In 1945 was Higher general secondary school for girls in Södermalm which moved into the premises of Bohusgatan 24-26, in a building designed by architects Nils Ahrbom and Helge Zimdahl. The building is particularly known for its unusual design and fine acoustics of the auditorium. Outside the auditorium is a large relief by artist Tyra Lundgren. In 1950 century was Frans Schartaus gymnasium a public school, and Stockholm took over responsibility from the Stockholm Grosshandelssocitet. In the 1960s, renamed it the Higher general secondary school for girls in Södermalm to Skanstulls gymnasium, when the first boys began to study at the school.
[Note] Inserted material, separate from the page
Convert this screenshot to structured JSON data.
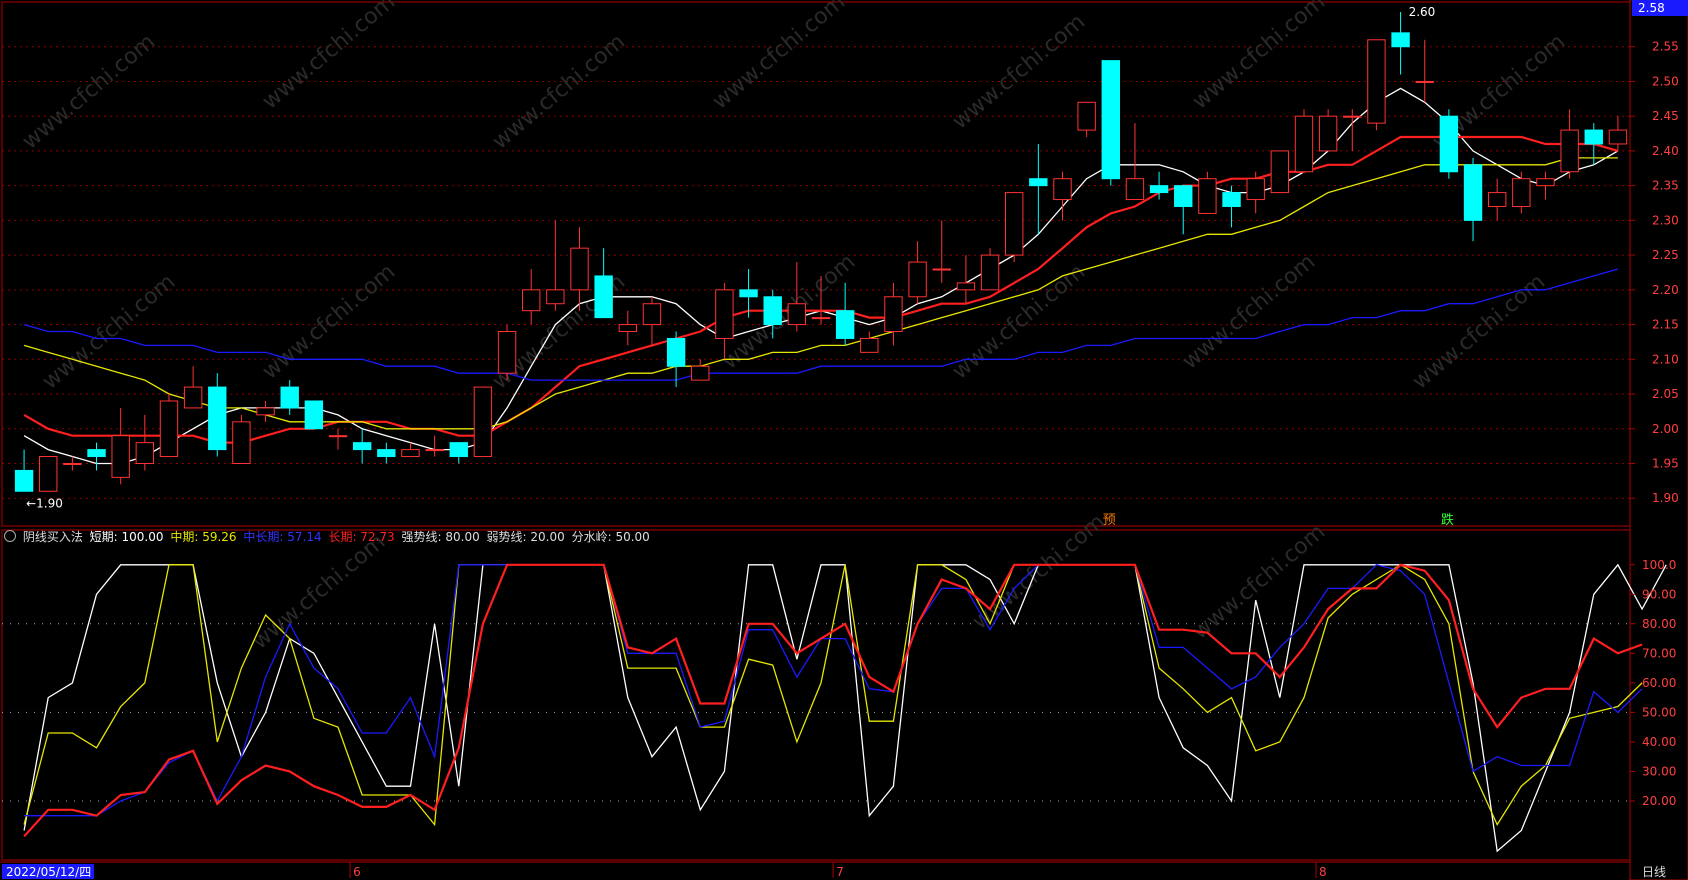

In 1986 they struck up Skanstulls gymnasium with Frans Schartaus gymnasium and engaged in the business forward under the name Frans Schartaus gymnasium.

In 2000 the Frans Schartaus gymnasium at Bohusgatan and From Schartaus adult high school on Stigbergsgatan entirely separate activities.

Since 2013 the "Frans Schartaus gymnasium" facilities are being used by the International School of the Stockholm Region (ISSR) an IB international school that shared the building with the "Frans Schartaus gymnasium" until the 2013-14 school year.

== Collaborations ==
An intensive collaboration with industries and businesses in Stockholm enhance teaching. Key partners include e.g. network transfers, ICA-school, Foundation enterprise and Lotus Travel.
Frans Schartaus gymnasium has external collaboration and student and teacher exchanges with high schools in Rennes, Trieste, Valencia, Ljubljana, Berlin, and now also in Baoding, China.